The structure of the drive circuit 7 for the expansion coil 6 corresponds to that of the drive circuit 11 for the primary field coils L1 and L2 from FIG. 3.

At the start of an acceleration cycle, electrons are injected into the betatron tube 5, and the electronic control unit 8 drives the IGBTs TR1 and TR2 such that they turn on. As a result, an increasing current I flows in the direction indicated in FIG. 3 from the capacitor C through the two IGBTs TR1 and TR2 and through the primary field coils L1 and L2. In this process, energy is transferred from the capacitor C to the primary field coils L1 and L2, and the electrons are accelerated in the betatron tube 5.
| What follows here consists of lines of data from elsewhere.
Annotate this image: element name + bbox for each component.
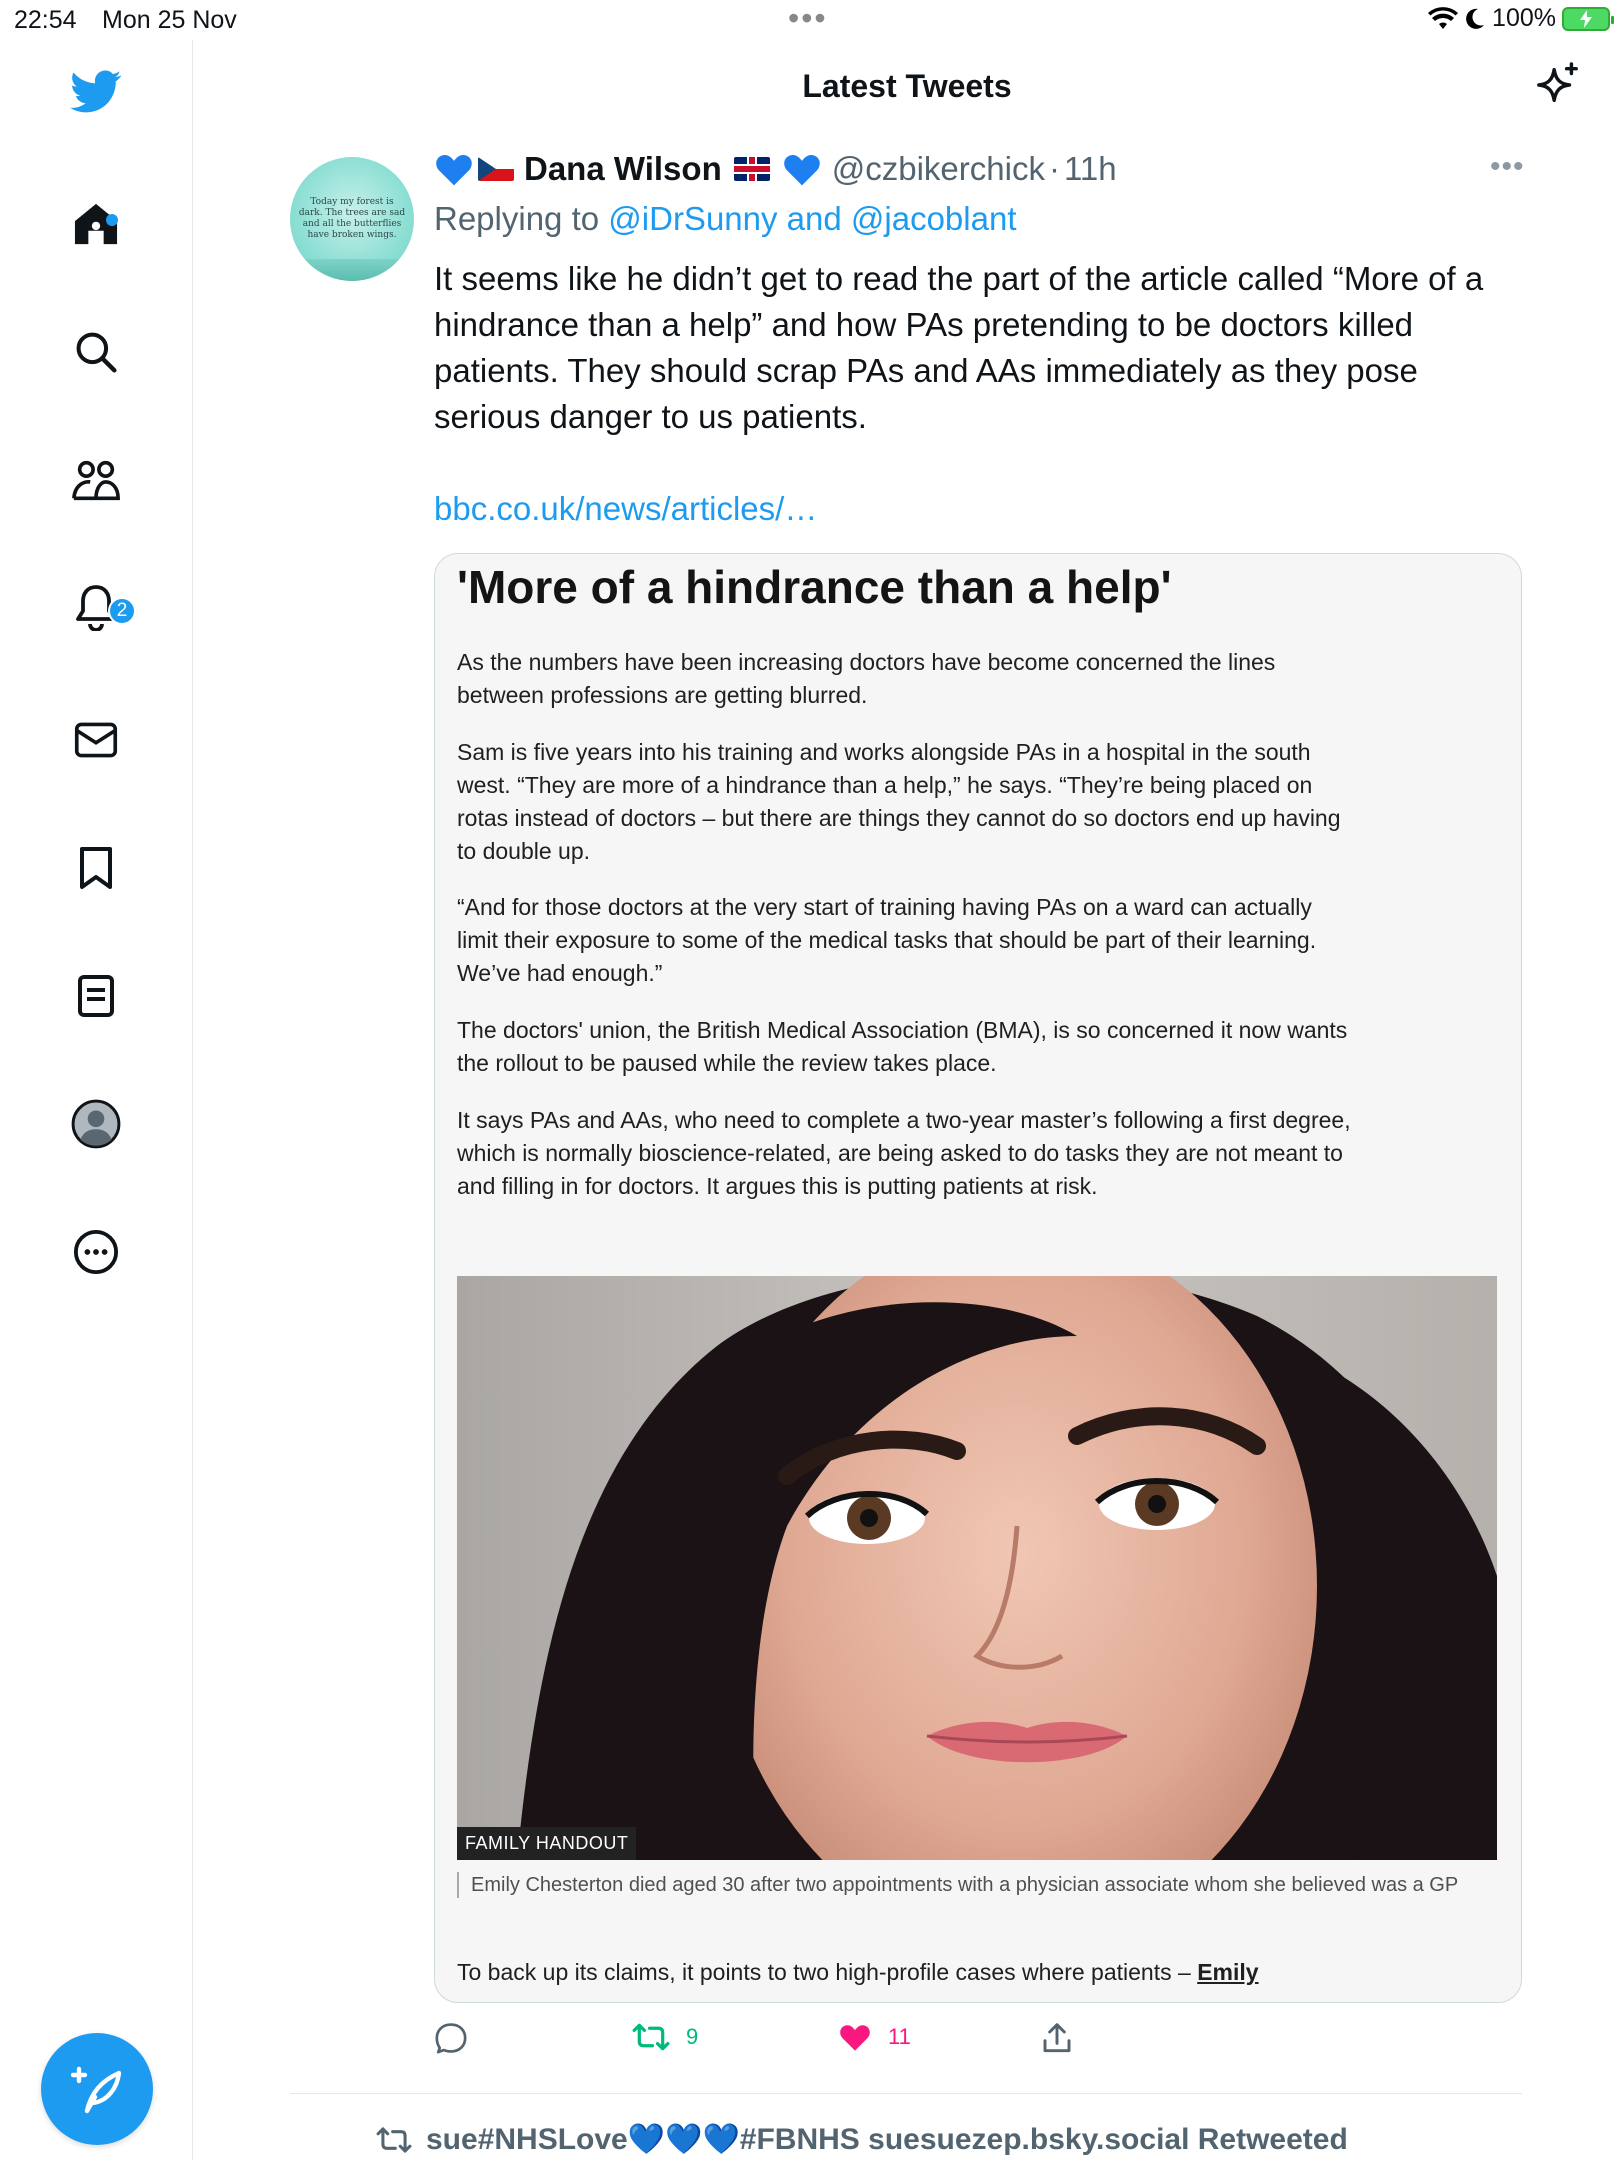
avatar-quote-text: Today my forest is dark. The trees are sad and all the butterflies have broken wings. [298, 197, 406, 240]
blue-heart-icon [434, 151, 474, 187]
retweeted-by-row[interactable] [376, 2122, 1348, 2157]
sparkle-timeline-icon[interactable] [1535, 62, 1581, 113]
status-bar [0, 0, 1620, 40]
tweet-more-icon[interactable]: ••• [1490, 150, 1525, 183]
page-title: Latest Tweets [802, 68, 1012, 104]
article-paragraph: “And for those doctors at the very start of training having PAs on a ward can actually limit their exposure to some of the medical tasks that should be part of their learning. We’ve had enough.” [457, 894, 1317, 986]
avatar-grass [290, 259, 414, 281]
photo-credit-tag: FAMILY HANDOUT [457, 1827, 636, 1860]
tweet-actions [434, 2022, 1134, 2066]
retweet-button[interactable] [632, 2022, 698, 2052]
retweet-count: 9 [686, 2024, 699, 2049]
like-count: 11 [888, 2024, 911, 2049]
photo-caption: Emily Chesterton died aged 30 after two appointments with a physician associate whom she believed was a GP [457, 1872, 1497, 1898]
attached-image-card[interactable] [434, 553, 1522, 2003]
article-tail-text: To back up its claims, it points to two high-profile cases where patients – [457, 1959, 1191, 1985]
compose-feather-icon [71, 2063, 123, 2115]
author-handle[interactable]: @czbikerchick [831, 150, 1045, 187]
search-icon[interactable] [70, 326, 122, 378]
uk-flag-icon [734, 157, 770, 181]
battery-percent: 100% [1492, 4, 1556, 32]
portrait-illustration [457, 1276, 1497, 1860]
communities-icon[interactable] [70, 455, 122, 507]
article-paragraph: It says PAs and AAs, who need to complete a two-year master’s following a first degree, which is normally bioscience-related, are being asked to do tasks they are not meant to and filling in for doctors. It argues this is putting patients at risk. [457, 1107, 1351, 1199]
article-photo [457, 1276, 1497, 1860]
author-avatar[interactable] [290, 157, 414, 281]
messages-envelope-icon[interactable] [70, 714, 122, 766]
sidebar [0, 40, 193, 2160]
twitter-bird-icon[interactable] [70, 66, 122, 118]
retweeted-by-text: sue#NHSLove💙💙💙#FBNHS suesuezep.bsky.social Retweeted [426, 2123, 1348, 2156]
tweet-header [434, 150, 1117, 188]
tweet-time[interactable]: 11h [1063, 150, 1117, 187]
status-date: Mon 25 Nov [102, 6, 237, 34]
like-button[interactable] [838, 2022, 911, 2052]
wifi-icon [1428, 7, 1458, 31]
tweet-divider [290, 2093, 1522, 2094]
retweet-small-icon [376, 2126, 412, 2154]
author-name[interactable]: Dana Wilson [524, 150, 722, 187]
more-options-icon[interactable] [70, 1226, 122, 1278]
notifications-badge: 2 [108, 597, 136, 625]
lists-icon[interactable] [70, 970, 122, 1022]
article-paragraph: As the numbers have been increasing doctors have become concerned the lines between professions are getting blurred. [457, 649, 1276, 708]
bookmarks-icon[interactable] [70, 842, 122, 894]
header-separator: · [1048, 150, 1060, 187]
replying-prefix: Replying to [434, 200, 600, 237]
reply-button[interactable] [434, 2022, 468, 2054]
retweet-icon [632, 2022, 670, 2052]
article-paragraph: Sam is five years into his training and works alongside PAs in a hospital in the south west. “They are more of a hindrance than a help,” he says. “They’re being placed on rotas instead of doctors – but there are things they cannot do so doctors end up having to double up. [457, 739, 1341, 864]
tweet-link[interactable]: bbc.co.uk/news/articles/… [434, 490, 818, 527]
replying-to [434, 200, 1017, 238]
article-tail-link[interactable]: Emily [1197, 1959, 1259, 1985]
tweet-text: It seems like he didn’t get to read the part of the article called “More of a hindrance than a help” and how PAs pretending to be doctors killed patients. They should scrap PAs and AAs immediately as they pose serious danger to us patients. [434, 260, 1484, 435]
share-button[interactable] [1042, 2022, 1072, 2054]
compose-tweet-button[interactable] [41, 2033, 153, 2145]
replying-mentions[interactable]: @iDrSunny and @jacoblant [608, 200, 1017, 237]
battery-icon [1562, 7, 1610, 31]
czech-flag-icon [478, 157, 514, 181]
profile-avatar-icon[interactable] [70, 1098, 122, 1150]
moon-icon [1464, 7, 1486, 31]
reply-icon [434, 2022, 468, 2054]
home-unread-dot [106, 214, 118, 226]
article-continuation [457, 1959, 1259, 1986]
multitasking-dots-icon[interactable]: ••• [788, 0, 828, 36]
blue-heart-icon [782, 151, 822, 187]
status-right [1428, 4, 1610, 33]
status-time: 22:54 [14, 6, 77, 34]
heart-filled-icon [838, 2022, 872, 2052]
article-headline: 'More of a hindrance than a help' [457, 561, 1172, 613]
share-icon [1042, 2022, 1072, 2054]
article-paragraph: The doctors' union, the British Medical Association (BMA), is so concerned it now wants the rollout to be paused while the review takes place. [457, 1017, 1348, 1076]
At a time that depends on the desired final energy of the electrons, the electronic control unit 8 turns on the IGBT 9 of the drive circuit 7 of the expansion coil 6, thus starting the expansion pulse. By this means, the electrons are diverted from the normal path and steered onto a target. Once all electrons are transferred, the expansion pulse ends.

As soon as the electronic control unit 8 places the IGBTs TR1 and TR2 in a non-conducting state, the magnetic field generated by the primary field coils L1 and L2 decays. The decaying magnetic field generates a current flow I with decreasing current magnitude through the diodes D1 and D2 to the capacitor C until the energy stored in the primary field coils L1 and L2 has flowed back into the capacitor C. The direction of current through the primary field coils L1 and L2 is the same as during the buildup of the magnetic field, but is reversed through the capacitor C.

At the start of the following acceleration cycle, electrons are again injected into the betatron tube 5, and the IGBTs TR1 and TR2 are turned on. If the final energy is to be, e.g., smaller than in the preceding cycle, the IGBTs 9 of the drive circuit 7 of the expansion coil 6 are driven sooner by the electronic control system 8. This results in an earlier transfer of the electrons to the target. The electrons here have taken on less energy than in the preceding acceleration cycle, for which reason the maximum energy of the X-rays generated is also lower.

As a result of the earlier expansion pulse, the current flow I from the capacitor C into the primary field coils L1 and L2 can be terminated sooner as well. The energy consumption of the betatron 1 and the dissipated heat to be removed are reduced as a result of this prompt shutoff of the current flow.

The invention being thus described, it will be obvious that the same may be varied in many ways. Such variations are not to be regarded as a departure from the spirit and scope of the invention, and all such modifications as would be obvious to one skilled in the art are to be included within the scope of the following claims.